AMR defends response times, laments lack of union support to recent wage hike offer
The union has not responded to AMR’s offer of a wage increase of 11.53% for EMTs and 11.86% for paramedics
By Stephanie Barry
SPRINGFIELD, Mass. — The top local official for American Medical Response held a press conference Friday to defend the ambulance service and its commitment to employees, which has recently come under fire amid a labor dispute.
AMR Regional Manager Patrick Pickering spoke to the media four days after dozens of EMTs and paramedics demonstrated outside the Cottage Street headquarters for the area’s dominant ambulance company.
“We want to make it absolutely clear that we care about two things: continuing to provide outstanding service to the city of Springfield and taking care of our employees who serve those communities,” said Pickering, flanked by a group of employees.
AMR or its predecessor company has held the city’s 911 call contract for more than a decade, city officials have said. In January, AMR purchased rival MedCare, absorbing its employees and its transfer contract with Baystate Medical Center. Employees on Monday said morale tanked and their workload went up after that.
Pickering provided statistics showing the company has met or exceeded its “on-time” call obligation with the city — which is 90% — each month. For the last three months, 911 calls ranged from 2,800 calls per month to more than 3,000, AMR statistics show. Pickering also said AMR’s cardiac arrest survival rates are among the best.
Union official Colt Cross, of OPEIU Local 6, said wages for EMTs are “not livable” and “barely above minimum wage.”
Pickering, on the other hand, said the union has not responded to AMR’s offer of an 11.53% wage increase for EMTs and an 11.86% wage hike for paramedics. Paramedics have higher levels of training and certifications.
“Combined with the raises our employees already received this year, our offer would result in EMTs receiving a 14% wage increase this year and our paramedics receiving 14.6% wage increases,” Pickering said.
The current contract is set to expire in June, he said.
“Despite fulfilling our obligations under our collective bargaining agreement, we recognized that a market wage adjustment was called for and we affirmatively reached out to our union to negotiate that adjustment,” Pickering said.
The union has not responded. Cross sent an early morning email to a reporter, calling the offer “insulting.”
“We have received talks with corporate AMR and they offered us an extremely low ball raise that was insulting to all us,” Cross wrote.

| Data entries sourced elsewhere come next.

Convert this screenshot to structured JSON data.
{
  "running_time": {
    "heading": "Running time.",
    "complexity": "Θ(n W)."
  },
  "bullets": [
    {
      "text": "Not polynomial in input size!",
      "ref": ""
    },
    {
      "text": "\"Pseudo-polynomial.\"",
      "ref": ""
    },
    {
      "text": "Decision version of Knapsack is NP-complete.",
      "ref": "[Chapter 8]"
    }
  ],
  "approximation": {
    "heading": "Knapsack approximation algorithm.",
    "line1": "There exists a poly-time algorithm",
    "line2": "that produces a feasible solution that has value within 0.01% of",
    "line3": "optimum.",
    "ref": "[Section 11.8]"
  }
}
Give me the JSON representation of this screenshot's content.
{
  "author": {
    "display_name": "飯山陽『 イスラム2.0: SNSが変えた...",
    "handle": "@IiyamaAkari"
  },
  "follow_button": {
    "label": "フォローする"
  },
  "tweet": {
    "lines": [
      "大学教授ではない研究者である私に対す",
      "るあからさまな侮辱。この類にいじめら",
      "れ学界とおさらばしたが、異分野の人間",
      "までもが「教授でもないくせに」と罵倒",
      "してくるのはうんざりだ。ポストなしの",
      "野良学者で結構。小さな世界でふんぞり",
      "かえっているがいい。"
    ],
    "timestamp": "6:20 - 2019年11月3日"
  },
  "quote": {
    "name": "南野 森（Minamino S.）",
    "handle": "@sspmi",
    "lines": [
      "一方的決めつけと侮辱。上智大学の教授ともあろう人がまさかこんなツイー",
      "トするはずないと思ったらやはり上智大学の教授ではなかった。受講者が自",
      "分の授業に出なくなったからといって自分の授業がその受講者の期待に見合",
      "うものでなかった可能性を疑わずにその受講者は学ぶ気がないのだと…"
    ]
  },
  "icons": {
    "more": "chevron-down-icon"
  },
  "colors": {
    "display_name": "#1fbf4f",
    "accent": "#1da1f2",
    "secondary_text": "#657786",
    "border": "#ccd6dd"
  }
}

“We have employees every day saving lives, seeing things most people don’t ever want to. Things that give people nightmares all for just above minimum wage. Then they go home and can barely pay their bills or have to rely on state assistance,” he continued.
“They cant afford to see a doctor themselves or get their own medications. With how mentally and and physically demanding working as an EMT and Paramedic is working for just above minimum wage is just insulting and is showing AMR does not care about their employees or their health.”
Employees had planned another demonstration Friday afternoon but canceled it at the last minute.